IMPORTANT: It's not just the pause but also what happened before the
pause.
Confused?
During one of my scans, I noted the EURUSD had what appeared to be a
selling climax on the daily chart. That move "stood out" and that's was
brought me to investigate further. It happened as the currency pair is in a
down trend on this chart.
I fully expected price to "pause" (a correction) and work off this move
before returning to the down trend. If there were no other trading
opportunities across other markets, I may have been tempted to trade the
corrective move.
Given the selling climax, I felt that the climax would be filled in a complex
correction so there was plenty of room for the trade to move.
To be honest, if the first pause, shown with the red arrow, actually pulled
back a little further and was cleaner, I may have four hour'd an entry.
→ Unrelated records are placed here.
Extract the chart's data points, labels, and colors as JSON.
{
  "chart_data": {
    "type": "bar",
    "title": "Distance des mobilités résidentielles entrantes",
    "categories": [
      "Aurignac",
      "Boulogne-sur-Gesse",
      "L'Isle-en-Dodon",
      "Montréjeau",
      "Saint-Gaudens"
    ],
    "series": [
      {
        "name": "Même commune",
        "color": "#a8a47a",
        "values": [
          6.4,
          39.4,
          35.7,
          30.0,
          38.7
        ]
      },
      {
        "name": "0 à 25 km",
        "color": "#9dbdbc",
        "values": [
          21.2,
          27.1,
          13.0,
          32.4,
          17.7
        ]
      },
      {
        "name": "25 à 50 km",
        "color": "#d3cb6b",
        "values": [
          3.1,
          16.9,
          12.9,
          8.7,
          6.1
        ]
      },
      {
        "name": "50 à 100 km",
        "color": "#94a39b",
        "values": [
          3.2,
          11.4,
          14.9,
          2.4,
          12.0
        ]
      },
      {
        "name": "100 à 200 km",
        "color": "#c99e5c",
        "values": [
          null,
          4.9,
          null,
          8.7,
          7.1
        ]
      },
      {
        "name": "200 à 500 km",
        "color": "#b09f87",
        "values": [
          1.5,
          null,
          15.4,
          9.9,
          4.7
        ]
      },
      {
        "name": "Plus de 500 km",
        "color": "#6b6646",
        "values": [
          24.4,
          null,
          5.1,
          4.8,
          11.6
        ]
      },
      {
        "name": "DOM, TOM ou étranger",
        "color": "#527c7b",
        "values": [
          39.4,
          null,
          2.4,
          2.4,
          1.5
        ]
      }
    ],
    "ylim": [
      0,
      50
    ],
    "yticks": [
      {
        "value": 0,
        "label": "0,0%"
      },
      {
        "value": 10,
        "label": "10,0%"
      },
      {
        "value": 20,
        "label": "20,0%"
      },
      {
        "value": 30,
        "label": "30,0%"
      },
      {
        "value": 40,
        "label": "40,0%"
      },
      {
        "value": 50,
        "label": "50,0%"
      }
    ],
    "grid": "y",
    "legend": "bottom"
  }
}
The daily chart shows more of a range than a pullback and I was on alert if price was showing an indication that
downside break was close.
This chart is the four hour chart because the details, while can be inferred from the daily, are better
shown here.
FOUR HOUR CHART
The grey area is the range but as you can see, price is holding highs and the lows are getting higher. This buying pressure at higher levels points to an
upside break.
The yellow arrow shows a smaller range near the highs which is a sign that the break will be to the upside,
not short. 180 pips later, the breakout to the upside ends.
Now that the expected move has completed, I had to rethink shorting at this time due to structure that has now
printed on the chart.
1. The range prior to the breakout had me wondering if the buyers that came in at the range would hold prices if it returned. After four days of pause plus the break, it appears there is
strong interest in the buying department.
2. Were sellers absorbed at that level leaving little selling interest?
Given that information, shorts did not appear to be the play at this time. The plan was to sit aside on the first move when/if selling pressure took over the
market.
Price broke to the downside and held up right at the breakout level as you
can see on the daily chart. A few things came to mind:
1. Will this spook those that are long causing them to exit and drive price down?
2. If price breaks the bottom of the range and stops are hit, will I have missed a great entry?
3. Will those who missed the breakout trade the first pullback long? For details, let's head back to the four hour chart.
Price rallies but fails to hit the previous high showing a lack of buying pressure. Price heads into a range (seen better on the 1 hour chart) and an order to short is
entered first at 1.1415 in error and then re-entered at 1.1467.
All of this work is done rather quickly but it takes a trade plan and knowing what you are looking for to make it
work.
Breakdown 1. Looked for "something new" and saw the sell climax in the EU.
2. Expected a correction and would look to short the return to the trend.
3. Structure of price was not a clean correction. It was time to rethink the execution of a short trade taking new information into account
1. High probability of the move short being held up at the breakout level. 2. Expect late buyers to enter and bring price back up. 3. Look to short any sign of weakness.
The trade plan I follow outlines what I am looking for when scanning. Each individual trade has it's own trading plan because while setups may look
the same, they can act very differntly. Reassesing new developments for me is key to deciding whether to pull the
trigger.
Did the trade trigger?
The trade triggered 6 hours later and after some price drift, it broke and
didn't look back.
TRADE TRIGGERED
This type of trading relies on some discretion but is also pretty rules
based in terms of what to look for.
The truth is this type of trading evolved from system trading.
I bought my first real system in 2008
and no surprise, it was from Netpicks.
It taught me about rules and following a trading plan instead of knee jerking
into every large candle.
It had me only taking strict setups and taking risk seriously.
I believe it helped shape my thought
process about trading overall and probably most importantly, it taught
me about being consistent.
Without consistentely taking the right action, you will fail.